Peter Hammer says that notion reflects a popular northern tone on desegregation.
“There’s an old adage that in the South: You can be close, and a lot of the social relationships were fairly intimate, but you can’t be equal. In the North, the old adage goes that you can be equal, because we in the North don’t like to discriminate, but you can’t be close.”
Hammer says the Milliken case was compared to one that was heard by the Supreme Court just a few years prior: “Swann versus Charlotte-Mecklenburg.”
“What the Supreme Court said in Swann,” Hammer says, “is that busing is an appropriate remedy. And if you look at the facts of Swann, that busing was happening at a huge geographic boundaries.”
Swann ruled that busing could be used to desegregate schools if the schools were all in the same district. Because that wasn’t the case in metro Detroit area, the Supreme Court overturned the multiple district solution in a 5-to-4 vote.
“Not Understanding the Real Problem”
“Without an interdistrict violation and some interdistrict effect, there is no constitutional basis for an interdistrict remedy.” – Justice Warren Burger, US Supreme Court majority opinion
The ruling set a standard that desegregation was not a regional responsibility.
However, in arriving at that conclusion, Hammer says the Supreme Court misunderstood key context from the Swann case.

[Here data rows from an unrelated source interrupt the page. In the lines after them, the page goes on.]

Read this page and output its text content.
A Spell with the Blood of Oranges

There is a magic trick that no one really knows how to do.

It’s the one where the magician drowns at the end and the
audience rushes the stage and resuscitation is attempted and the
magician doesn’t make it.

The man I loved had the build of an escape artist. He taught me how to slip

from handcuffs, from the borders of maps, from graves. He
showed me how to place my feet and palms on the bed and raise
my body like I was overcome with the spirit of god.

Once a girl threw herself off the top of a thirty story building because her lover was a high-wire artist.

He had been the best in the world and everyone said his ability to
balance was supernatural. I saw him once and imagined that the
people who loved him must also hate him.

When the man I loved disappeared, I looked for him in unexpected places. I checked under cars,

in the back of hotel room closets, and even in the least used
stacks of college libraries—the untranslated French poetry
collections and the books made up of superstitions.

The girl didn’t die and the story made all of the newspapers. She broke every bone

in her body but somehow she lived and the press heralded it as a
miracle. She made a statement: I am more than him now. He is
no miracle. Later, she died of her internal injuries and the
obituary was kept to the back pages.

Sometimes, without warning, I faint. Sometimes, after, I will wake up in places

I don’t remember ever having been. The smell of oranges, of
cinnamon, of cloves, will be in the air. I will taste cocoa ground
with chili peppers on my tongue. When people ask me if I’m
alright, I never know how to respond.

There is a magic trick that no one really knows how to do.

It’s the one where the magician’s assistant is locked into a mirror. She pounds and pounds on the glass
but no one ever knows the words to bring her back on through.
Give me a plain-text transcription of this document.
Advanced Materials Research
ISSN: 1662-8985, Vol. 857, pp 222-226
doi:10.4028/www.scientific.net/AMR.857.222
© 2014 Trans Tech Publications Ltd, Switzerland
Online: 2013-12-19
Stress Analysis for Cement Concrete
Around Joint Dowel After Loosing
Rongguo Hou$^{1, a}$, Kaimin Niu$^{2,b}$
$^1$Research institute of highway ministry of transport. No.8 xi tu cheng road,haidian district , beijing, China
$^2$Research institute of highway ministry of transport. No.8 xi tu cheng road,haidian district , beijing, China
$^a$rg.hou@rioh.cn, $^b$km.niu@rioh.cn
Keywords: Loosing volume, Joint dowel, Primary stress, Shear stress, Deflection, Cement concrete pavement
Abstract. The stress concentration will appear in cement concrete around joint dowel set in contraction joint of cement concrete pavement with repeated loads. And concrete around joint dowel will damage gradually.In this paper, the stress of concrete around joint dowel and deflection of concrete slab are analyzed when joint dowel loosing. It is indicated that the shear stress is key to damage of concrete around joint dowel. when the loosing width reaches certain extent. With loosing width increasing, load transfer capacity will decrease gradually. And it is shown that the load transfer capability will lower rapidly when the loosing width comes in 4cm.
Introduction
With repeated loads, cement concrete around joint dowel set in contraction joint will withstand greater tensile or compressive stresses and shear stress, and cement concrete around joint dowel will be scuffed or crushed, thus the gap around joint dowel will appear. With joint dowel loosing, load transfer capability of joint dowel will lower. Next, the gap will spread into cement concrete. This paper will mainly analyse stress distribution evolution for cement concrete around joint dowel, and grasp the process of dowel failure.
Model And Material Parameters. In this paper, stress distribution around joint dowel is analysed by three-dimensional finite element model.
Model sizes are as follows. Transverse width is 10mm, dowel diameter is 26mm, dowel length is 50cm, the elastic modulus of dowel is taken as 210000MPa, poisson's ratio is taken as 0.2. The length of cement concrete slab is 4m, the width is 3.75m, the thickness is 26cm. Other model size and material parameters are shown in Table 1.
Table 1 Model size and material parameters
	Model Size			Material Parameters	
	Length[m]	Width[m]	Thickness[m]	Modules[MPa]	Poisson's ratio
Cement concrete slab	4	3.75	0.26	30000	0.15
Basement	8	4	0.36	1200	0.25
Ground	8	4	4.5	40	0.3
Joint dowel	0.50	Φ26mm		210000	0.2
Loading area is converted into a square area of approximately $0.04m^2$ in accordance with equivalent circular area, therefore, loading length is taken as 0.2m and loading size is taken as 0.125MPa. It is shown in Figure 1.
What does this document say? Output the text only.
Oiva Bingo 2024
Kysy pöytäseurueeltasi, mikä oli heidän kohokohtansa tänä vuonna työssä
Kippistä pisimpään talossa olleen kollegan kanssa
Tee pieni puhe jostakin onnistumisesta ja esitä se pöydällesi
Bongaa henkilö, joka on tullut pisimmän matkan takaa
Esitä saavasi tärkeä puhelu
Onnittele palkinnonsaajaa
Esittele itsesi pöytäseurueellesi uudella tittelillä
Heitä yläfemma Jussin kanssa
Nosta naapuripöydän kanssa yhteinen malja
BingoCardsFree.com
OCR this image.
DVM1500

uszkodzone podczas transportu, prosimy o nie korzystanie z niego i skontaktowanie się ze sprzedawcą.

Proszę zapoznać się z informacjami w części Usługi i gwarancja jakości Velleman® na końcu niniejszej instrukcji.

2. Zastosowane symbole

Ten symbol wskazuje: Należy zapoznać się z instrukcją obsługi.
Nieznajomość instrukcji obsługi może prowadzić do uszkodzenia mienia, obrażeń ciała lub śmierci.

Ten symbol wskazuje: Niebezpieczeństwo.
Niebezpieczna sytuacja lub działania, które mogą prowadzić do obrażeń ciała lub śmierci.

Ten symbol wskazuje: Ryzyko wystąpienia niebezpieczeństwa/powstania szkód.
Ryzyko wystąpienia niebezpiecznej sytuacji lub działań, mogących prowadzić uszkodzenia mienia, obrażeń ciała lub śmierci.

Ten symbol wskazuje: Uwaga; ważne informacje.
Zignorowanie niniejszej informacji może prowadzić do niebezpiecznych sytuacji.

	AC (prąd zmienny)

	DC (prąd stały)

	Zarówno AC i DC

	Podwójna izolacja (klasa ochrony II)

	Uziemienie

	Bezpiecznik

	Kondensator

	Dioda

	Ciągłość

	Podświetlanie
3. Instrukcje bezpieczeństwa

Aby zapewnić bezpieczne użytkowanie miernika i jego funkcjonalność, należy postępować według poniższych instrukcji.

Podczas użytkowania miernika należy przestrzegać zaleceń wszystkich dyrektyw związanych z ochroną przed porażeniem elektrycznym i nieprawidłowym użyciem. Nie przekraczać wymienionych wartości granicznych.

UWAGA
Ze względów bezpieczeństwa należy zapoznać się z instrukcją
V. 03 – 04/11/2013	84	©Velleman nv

“In Charlotte and Mecklenburg County, and in North Carolina more generally, if I have substantial sprawl and white flight they continuously change the school district,” says Hammer. “So at the end what you had was a regional unit.”
Therefore busing within the districts was a reasonable solution in North Carolina, because boundary lines were already changing to reflect the region’s diversity.
“And this doesn’t get talked about in the case,” Hammer says. “Which really [shows] that the court is not really understanding what the real problems were.”
“Our nation I fear will be ill served by this Court’s refusal to remedy separate and unequal education. For unless our children begin to learn together, there is little hope our people will ever learn to live together and understand each other.” – Justice Thurgood Marshall, US Supreme Court dissent
The ruling meant that as white families left Detroit for suburban school districts, the largely African American community still in the city was just left there. That inaction essentially allowed the city and the suburbs to segregate themselves.
“Thurgood Marshall wrote an amazingly powerful, dissent saying is that if you don’t provide a remedy here, you have no way to deal with the segregation,” Hammer says.
“There was a concurring opinion where the judge just kind of throws up his hands and says ‘we can’t even begin to deal with this. These are unknowable forces. Right? Unknown and unknowable forces,” Hammer says.
Justice Potter Stewart submitted a concurring opinion on the Milliken v. Bradley decision. In his written statement, he recognized that white flight and what he called ‘private acts of racial fear’ were causing segregation in Detroit schools.
Even so, Stewart still voted against interdistrict busing.
45 Years Later, a Suffering School District
“The very evil that Brown was aimed at will not be cured, but will be perpetuated.” – Justice Thurgood Marshall, US Supreme Court
Some felt the outcome stood in the face of past desegregation rulings, like Brown v. Board of Education.
Fast forward to present day and Hammer says the result of the Milliken case is visible in Detroit public schools.
“You think about the state of Detroit schools and the whole collapse as a result of failed state policy in terms of governance and finance, has created a school district that is completely dysfunctional and is not serving our children,” Hammer says.
He says the outcome is still being fought through cases like the ‘Right to Literacy,’ which is currently making its way through the US Court of Appeals. It asserts that literacy is the right of a student who attends school, attempting to hold lawmakers responsible for funding needed to raise the reading level at Detroit schools.
If successful, the ‘Right to Literacy’ case could help make up ground the district lost 45 years ago, as result of Milliken v. Bradley.